Friday, December 10, 2010

Like a memory long since past

Current book: To the Lighthouse
Pages read: 144 - 242 (end)

Well, Woolf went ahead and shocked the hell out of me by moving the story forward ten years in a few pages. She narrates the passage of time from the perspective of the house (not in its voice, but simply as though you were in it), detailing the slow decay and empty seasons it witnesses in the Ramsey family's absence. During the decade-long gap, Mrs. Ramsey dies, as well as two of the Ramsey children.

When the family returns, it is with Lily Briscoe and Augustus Carmichael, but no one else. Mr. Ramsey decides he must take a trip to the lighthouse with James and Cam (the youngest daughter of the family). The two children are ambivalent, but Mr. Ramsey is obsessed with the idea. They go, and Lily stays on the beach, painting. On the trip to the lighthouse, James steers the boat and Mr. Ramsey reads a book. When they finally reach the island, Mr. Ramsey praises James's steering, and Cam regards it as an important moment - one for which James has been waiting a long time. Mr. Ramsey is triumphant at the lighthouse, and Lily, back on the beach, successfully finishes her painting with one distinctive stroke through its center.
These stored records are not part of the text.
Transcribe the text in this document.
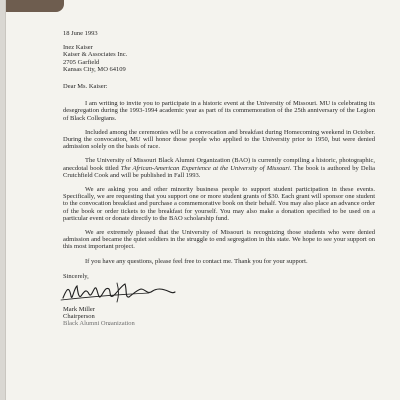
18 June 1993

Inez Kaiser

Kaiser & Associates Inc.

2705 Garfield

Kansas City, MO 64109

Dear Ms. Kaiser:

I am writing to invite you to participate in a historic event at the University of Missouri. MU is celebrating its desegregation during the 1993-1994 academic year as part of its commemoration of the 25th anniversary of the Legion of Black Collegians.

Included among the ceremonies will be a convocation and breakfast during Homecoming weekend in October. During the convocation, MU will honor those people who applied to the University prior to 1950, but were denied admission solely on the basis of race.

The University of Missouri Black Alumni Organization (BAO) is currently compiling a historic, photographic, anecdotal book titled The African-American Experience at the University of Missouri. The book is authored by Delia Crutchfield Cook and will be published in Fall 1993.

We are asking you and other minority business people to support student participation in these events. Specifically, we are requesting that you support one or more student grants of $30. Each grant will sponsor one student to the convocation breakfast and purchase a commemorative book on their behalf. You may also place an advance order of the book or order tickets to the breakfast for yourself. You may also make a donation specified to be used on a particular event or donate directly to the BAO scholarship fund.

We are extremely pleased that the University of Missouri is recognizing those students who were denied admission and became the quiet soldiers in the struggle to end segregation in this state. We hope to see your support on this most important project.

If you have any questions, please feel free to contact me. Thank you for your support.

Sincerely,

Mark Miller

Chairperson

Black Alumni Organization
Huh. That was not what I expected. I'm struggling with what the lighthouse is really supposed to represent now. The idea of success and happiness may still hold true, but it's odd, then, that Cam and James had no interest in it. Maybe it's something closer to a sense of achievement, of being finished with what life has to offer. Mr. Ramsey is desperately in need of validation all the time, so that would make sense for him. James needs Mr. Ramsey's validation, too, but is happy to get it during the journey, and doesn't need to have achieved all of his goals yet, since he is still a young man. It would mesh with Lily's contemplation of the lighthouse as well; she thinks that she knows when the Ramseys reach the lighthouse, and that's the moment when she finishes her painting. It is also the moment when she realizes she is content to be alone with herself and not to seek out a husband. It's not as though it has to be that black and white and only represent one thing, but it seems to be something along those lines.

In addition to that, there's sort of a sense that no one has really reached their true goals, since both Mr. Ramsey's and Lily's lives are clouded by the fear of failure, and James has hardly gotten started. The lighthouse, then, is a sort of unattainable ivory tower - even when James reaches it, he realizes it doesn't seem the same as when he was a child, and therefore he will never really be able to get to the place it used to be. Much as Mr. Ramsey and Lily can never rest assured that their work will make them immortal (though Lily reconciles herself to that fact upon finishing her painting), no one can truly reach the ideal, far-away beacon of the lighthouse because of the fact that it becomes a different object when one arrives at it. (Is this making sense? Shit is getting existential, is all I'm saying.) So, in addition to contentment and achievement, it has the melancholy air of the loss of what can never even be had.

Ok, Virginia Woolf. You have made me think about this for a considerable amount of time and I am still unsure of what it means. I am also, however, convinced of the importance of understanding it. This one is definitely worthy of the list.

1 comment:

  1. I like the questions you are posing. I love the fact that you have no conclusion. I think Virginia Woolf would have approved.